Living in North Carolina, barbecue here is done two different ways– sloppy, smokey and sweet OR vinegar-based and tart. I’m more a fan of the first, so it’s easy to go out and buy a barbecue dinner, but even more difficult to find a good bottled sauce to use at home. I’ve tried A BUNCH of store-bought sauces and have found a few favorites.
My #1 choice above all else is Montgomery Inn Barbecue Sauce, from Cincinnati, Ohio. It isn’t distributed everywhere, but you can buy it online. It’s smokey and just the right thickness and I love it on the meat on the grill or in the crock pot.
I also recently discovered Budweiser’s Sweet Barbecue Sauce. It’s sweet and sticky, but great flavor for pulled chicken sandwiches. I added some additional flavors in today’s meal, but this sauce was delicious.
Make this recipe and then serve it on warmed sesame buns or in a wrap with some shredded cheddar cheese. You can vary the flavors by switching out what kind of beer and what kind of barbecue sauce you choose to use. Enjoy!
2 lbs boneless, skinless chicken breast
1/2 c. caramelized onions
6 oz. beer (your choice!)
1 28 oz. bottle Montgomery Inn Barbecue Sauce (or your favorite)

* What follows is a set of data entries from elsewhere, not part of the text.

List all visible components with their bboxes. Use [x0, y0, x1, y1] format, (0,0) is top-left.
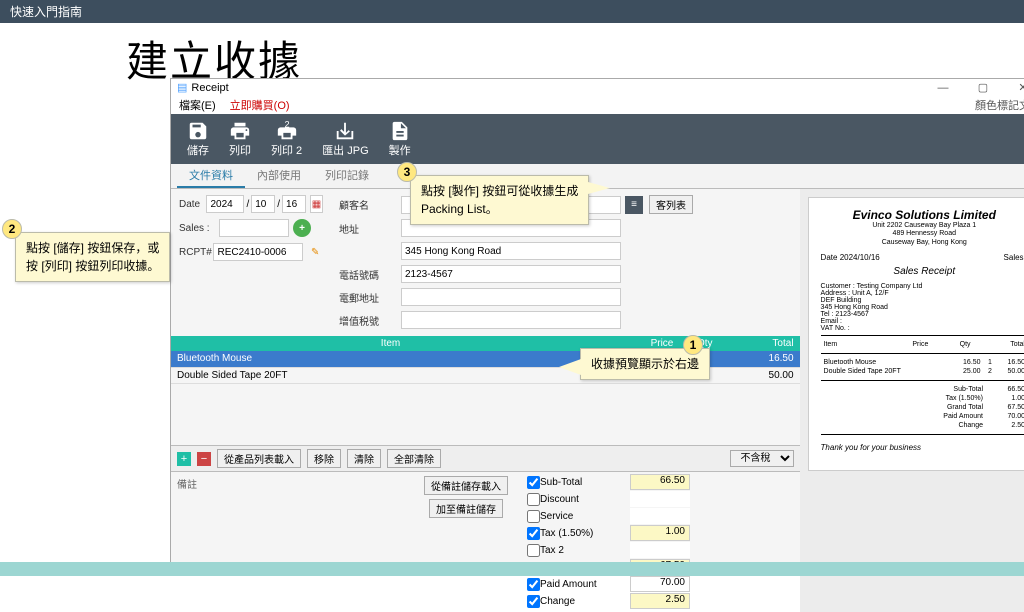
- tel-input[interactable]: [401, 265, 621, 283]
- rcpt-input[interactable]: [213, 243, 303, 261]
- app-window: ▤ Receipt — ▢ ✕ 檔案(E) 立即購買(O) 顏色標記文件 儲存 …: [170, 78, 1024, 576]
- tax2-check[interactable]: [527, 544, 540, 557]
- date-label: Date: [179, 199, 206, 210]
- email-label: 電郵地址: [339, 290, 401, 305]
- load-product-button[interactable]: 從產品列表載入: [217, 449, 301, 468]
- tax-value: 1.00: [630, 525, 690, 541]
- tel-label: 電話號碼: [339, 267, 401, 282]
- th-total: Total: [730, 336, 799, 351]
- discount-check[interactable]: [527, 493, 540, 506]
- paid-check[interactable]: [527, 578, 540, 591]
- tax-check[interactable]: [527, 527, 540, 540]
- thank-you: Thank you for your business: [821, 443, 1024, 452]
- printer2-icon: 2: [276, 120, 298, 142]
- th-item: Item: [171, 336, 610, 351]
- add-sales-icon[interactable]: +: [293, 219, 311, 237]
- customer-lookup-icon[interactable]: ≡: [625, 196, 643, 214]
- document-icon: [389, 120, 411, 142]
- notes-load-button[interactable]: 從備註儲存載入: [424, 476, 508, 495]
- close-button[interactable]: ✕: [1003, 81, 1024, 94]
- notes-save-button[interactable]: 加至備註儲存: [429, 499, 503, 518]
- floppy-icon: [187, 120, 209, 142]
- window-title: Receipt: [191, 82, 923, 94]
- menu-file[interactable]: 檔案(E): [179, 97, 216, 113]
- preview-pane: Evinco Solutions Limited Unit 2202 Cause…: [800, 189, 1024, 612]
- callout-1: 1 收據預覽顯示於右邊: [580, 348, 710, 380]
- toolbar: 儲存 列印 2列印 2 匯出 JPG 製作: [171, 114, 1024, 164]
- clear-button[interactable]: 清除: [347, 449, 381, 468]
- delete-button[interactable]: 移除: [307, 449, 341, 468]
- minimize-button[interactable]: —: [923, 82, 963, 94]
- change-check[interactable]: [527, 595, 540, 608]
- addr2-input[interactable]: [401, 242, 621, 260]
- export-jpg-button[interactable]: 匯出 JPG: [312, 118, 378, 160]
- save-button[interactable]: 儲存: [177, 118, 219, 160]
- rcpt-label: RCPT#: [179, 247, 213, 258]
- tab-internal[interactable]: 內部使用: [245, 164, 313, 188]
- tax-include-select[interactable]: 不含稅: [730, 450, 794, 467]
- printer-icon: [229, 120, 251, 142]
- sales-input[interactable]: [219, 219, 289, 237]
- doc-header: 快速入門指南: [0, 0, 1024, 23]
- calendar-icon[interactable]: ▦: [310, 195, 323, 213]
- maximize-button[interactable]: ▢: [963, 81, 1003, 94]
- add-row-icon[interactable]: +: [177, 452, 191, 466]
- print2-button[interactable]: 2列印 2: [261, 118, 312, 160]
- month-input[interactable]: [251, 195, 275, 213]
- list-controls: + − 從產品列表載入 移除 清除 全部清除 不含稅: [171, 445, 800, 472]
- tab-document[interactable]: 文件資料: [177, 164, 245, 188]
- pencil-icon[interactable]: ✎: [307, 243, 323, 261]
- receipt-icon: ▤: [177, 81, 187, 94]
- company-name: Evinco Solutions Limited: [821, 208, 1024, 222]
- year-input[interactable]: [206, 195, 244, 213]
- menubar: 檔案(E) 立即購買(O) 顏色標記文件: [171, 96, 1024, 114]
- subtotal-check[interactable]: [527, 476, 540, 489]
- doc-color-label[interactable]: 顏色標記文件: [975, 97, 1024, 113]
- receipt-title: Sales Receipt: [821, 266, 1024, 277]
- titlebar: ▤ Receipt — ▢ ✕: [171, 79, 1024, 96]
- footer-bar: [0, 562, 1024, 576]
- service-check[interactable]: [527, 510, 540, 523]
- subtotal-value: 66.50: [630, 474, 690, 490]
- sales-label: Sales :: [179, 223, 219, 234]
- addr-label: 地址: [339, 221, 401, 236]
- callout-3: 3 點按 [製作] 按鈕可從收據生成Packing List。: [410, 175, 589, 225]
- day-input[interactable]: [282, 195, 306, 213]
- clear-all-button[interactable]: 全部清除: [387, 449, 441, 468]
- vat-input[interactable]: [401, 311, 621, 329]
- email-input[interactable]: [401, 288, 621, 306]
- svg-text:2: 2: [284, 120, 289, 129]
- notes-label: 備註: [177, 476, 405, 491]
- tab-printlog[interactable]: 列印記錄: [313, 164, 381, 188]
- customer-list-button[interactable]: 客列表: [649, 195, 693, 214]
- receipt-preview: Evinco Solutions Limited Unit 2202 Cause…: [808, 197, 1024, 471]
- change-value: 2.50: [630, 593, 690, 609]
- menu-buy[interactable]: 立即購買(O): [230, 97, 290, 113]
- make-button[interactable]: 製作: [379, 118, 421, 160]
- remove-row-icon[interactable]: −: [197, 452, 211, 466]
- export-icon: [334, 120, 356, 142]
- paid-value[interactable]: 70.00: [630, 576, 690, 592]
- print-button[interactable]: 列印: [219, 118, 261, 160]
- customer-label: 顧客名: [339, 197, 401, 212]
- totals-panel: Sub-Total66.50 Discount Service Tax (1.5…: [521, 472, 800, 612]
- vat-label: 增值税號: [339, 313, 401, 328]
- callout-2: 2 點按 [儲存] 按鈕保存，或按 [列印] 按鈕列印收據。: [15, 232, 170, 282]
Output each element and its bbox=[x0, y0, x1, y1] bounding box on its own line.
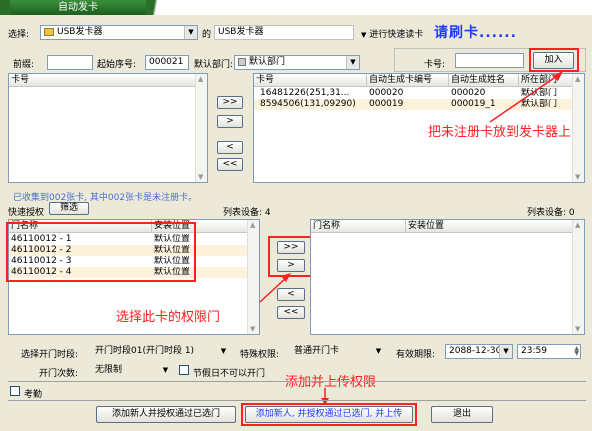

Put chicken in crock pot and pour beer over meat. Add caramelized onions on top of meat. Cook on low for 6 hours. Use a baster and remove the excess liquid from the pot and then shred the meat with a couple of forks. If cooked properly, the meat should fall apart very easily. Pour enough barbecue sauce over the meat that it coats it well but isn’t soupy. (You can always add more, you can’t really get it back out!) Cook on low for one additional hour.